Human; T cells; AIDS; Cell proliferation; Memory
Infection with HIV usually results in chronic activation of the immune system, with profound quantitative and qualitative changes in the T cell compartment. To better understand the mechanistic basis for T cell dysfunction and to discern whether such mechanisms are reversed after effective antiviral treatment, we analyzed changes in signaling pathways of human CD4+ and CD8+ T cells from 57 HIV-infected subjects in varying stages of disease progression and treatment, including long-term nonprogressors, progressors, and chronically infected subjects provided effective antiretroviral therapy (responders).
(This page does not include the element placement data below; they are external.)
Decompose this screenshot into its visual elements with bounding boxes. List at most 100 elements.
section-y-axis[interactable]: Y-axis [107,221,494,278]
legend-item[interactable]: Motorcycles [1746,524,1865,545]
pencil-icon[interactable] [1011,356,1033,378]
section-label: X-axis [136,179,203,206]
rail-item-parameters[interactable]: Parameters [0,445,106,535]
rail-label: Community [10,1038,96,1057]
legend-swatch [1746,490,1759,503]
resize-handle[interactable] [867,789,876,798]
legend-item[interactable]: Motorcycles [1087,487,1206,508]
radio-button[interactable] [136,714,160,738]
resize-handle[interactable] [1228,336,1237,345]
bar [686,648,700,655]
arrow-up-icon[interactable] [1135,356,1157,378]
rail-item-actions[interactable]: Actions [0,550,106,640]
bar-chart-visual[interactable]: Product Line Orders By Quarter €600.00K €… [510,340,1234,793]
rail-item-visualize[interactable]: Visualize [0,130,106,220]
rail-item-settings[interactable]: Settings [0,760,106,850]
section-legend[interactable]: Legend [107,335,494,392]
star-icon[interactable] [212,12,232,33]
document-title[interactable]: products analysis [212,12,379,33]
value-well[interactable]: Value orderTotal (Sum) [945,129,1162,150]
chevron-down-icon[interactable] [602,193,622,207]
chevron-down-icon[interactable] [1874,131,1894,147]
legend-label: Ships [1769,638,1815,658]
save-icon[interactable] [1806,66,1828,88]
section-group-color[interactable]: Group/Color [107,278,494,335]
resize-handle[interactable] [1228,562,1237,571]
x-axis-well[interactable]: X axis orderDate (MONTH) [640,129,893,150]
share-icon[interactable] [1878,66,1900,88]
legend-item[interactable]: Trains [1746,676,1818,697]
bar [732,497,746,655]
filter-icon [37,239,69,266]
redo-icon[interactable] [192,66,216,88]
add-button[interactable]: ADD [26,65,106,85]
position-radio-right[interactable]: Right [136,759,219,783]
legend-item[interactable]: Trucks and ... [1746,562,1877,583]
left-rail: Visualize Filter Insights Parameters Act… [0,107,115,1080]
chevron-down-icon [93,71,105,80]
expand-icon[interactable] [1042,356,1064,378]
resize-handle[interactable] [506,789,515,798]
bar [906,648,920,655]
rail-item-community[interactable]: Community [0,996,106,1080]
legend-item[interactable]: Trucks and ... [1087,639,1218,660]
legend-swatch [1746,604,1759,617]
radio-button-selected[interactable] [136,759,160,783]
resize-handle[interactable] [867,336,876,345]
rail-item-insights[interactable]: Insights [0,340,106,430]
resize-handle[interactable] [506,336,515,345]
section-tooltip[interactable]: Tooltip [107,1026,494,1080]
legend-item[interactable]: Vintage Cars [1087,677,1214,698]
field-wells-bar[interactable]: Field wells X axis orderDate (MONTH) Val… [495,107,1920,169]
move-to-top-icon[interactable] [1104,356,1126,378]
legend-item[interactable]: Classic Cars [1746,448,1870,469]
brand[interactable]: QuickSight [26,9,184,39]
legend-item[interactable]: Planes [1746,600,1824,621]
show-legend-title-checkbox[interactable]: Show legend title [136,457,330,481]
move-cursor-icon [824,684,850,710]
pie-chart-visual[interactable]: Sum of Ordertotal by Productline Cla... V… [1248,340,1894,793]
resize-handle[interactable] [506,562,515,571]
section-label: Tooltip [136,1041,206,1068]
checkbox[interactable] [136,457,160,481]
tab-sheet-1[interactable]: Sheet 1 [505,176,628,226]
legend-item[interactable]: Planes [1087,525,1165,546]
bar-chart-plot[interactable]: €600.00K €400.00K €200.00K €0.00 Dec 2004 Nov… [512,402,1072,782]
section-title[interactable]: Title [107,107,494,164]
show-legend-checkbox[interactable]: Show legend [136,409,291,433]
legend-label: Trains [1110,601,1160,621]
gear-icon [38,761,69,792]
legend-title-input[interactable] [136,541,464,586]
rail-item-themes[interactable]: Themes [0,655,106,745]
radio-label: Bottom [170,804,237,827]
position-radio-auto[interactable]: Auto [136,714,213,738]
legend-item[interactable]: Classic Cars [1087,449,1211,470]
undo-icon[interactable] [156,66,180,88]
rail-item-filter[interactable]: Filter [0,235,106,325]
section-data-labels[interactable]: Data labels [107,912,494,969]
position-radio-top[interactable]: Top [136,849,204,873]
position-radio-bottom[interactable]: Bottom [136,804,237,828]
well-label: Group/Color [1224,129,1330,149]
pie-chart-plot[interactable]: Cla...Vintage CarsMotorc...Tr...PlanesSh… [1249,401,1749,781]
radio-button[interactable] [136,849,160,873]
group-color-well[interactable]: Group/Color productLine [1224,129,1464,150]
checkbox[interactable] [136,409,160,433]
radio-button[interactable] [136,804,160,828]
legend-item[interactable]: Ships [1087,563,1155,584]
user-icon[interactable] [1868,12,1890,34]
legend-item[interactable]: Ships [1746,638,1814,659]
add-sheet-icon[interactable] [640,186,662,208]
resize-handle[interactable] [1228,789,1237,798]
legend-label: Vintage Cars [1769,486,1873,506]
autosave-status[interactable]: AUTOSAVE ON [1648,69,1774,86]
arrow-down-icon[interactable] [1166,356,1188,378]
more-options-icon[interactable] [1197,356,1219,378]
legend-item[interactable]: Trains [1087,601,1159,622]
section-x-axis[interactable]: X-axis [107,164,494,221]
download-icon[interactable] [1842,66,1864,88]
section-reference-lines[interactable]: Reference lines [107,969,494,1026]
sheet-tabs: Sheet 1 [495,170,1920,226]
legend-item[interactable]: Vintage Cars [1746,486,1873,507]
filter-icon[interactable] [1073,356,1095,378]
A previously described PhosFlow method was adapted and optimized so that protein phosphorylation could be visualized in phenotypically defined subpopulations of CD4+ and CD8+ T cells (naive, memory, and effector) by flow cytometry. T cell signaling induced by TCR cross-linking, IL-2, or PMA/ionomycin was found to be blunted within all T cell subpopulations in those with progressive HIV disease compared with long-term nonprogressors and responders. Although alterations in cellular signaling correlated with levels of basal phosphorylation, viral load, and/or expression of programmed death-1, it was the level of basal phosphorylation that appeared to be the factor most dominantly associated with impaired signaling. Notably, provision of effective antiretroviral therapy was associated with a normalization of both basal phosphorylation levels and T cell signaling. These data, in aggregate, suggest that generalized dysfunction of the T cell compartment during progressive HIV disease may be in part dependent upon an increased basal level of phosphorylation, which itself may be due to the heightened state of immune activation found in advanced disease.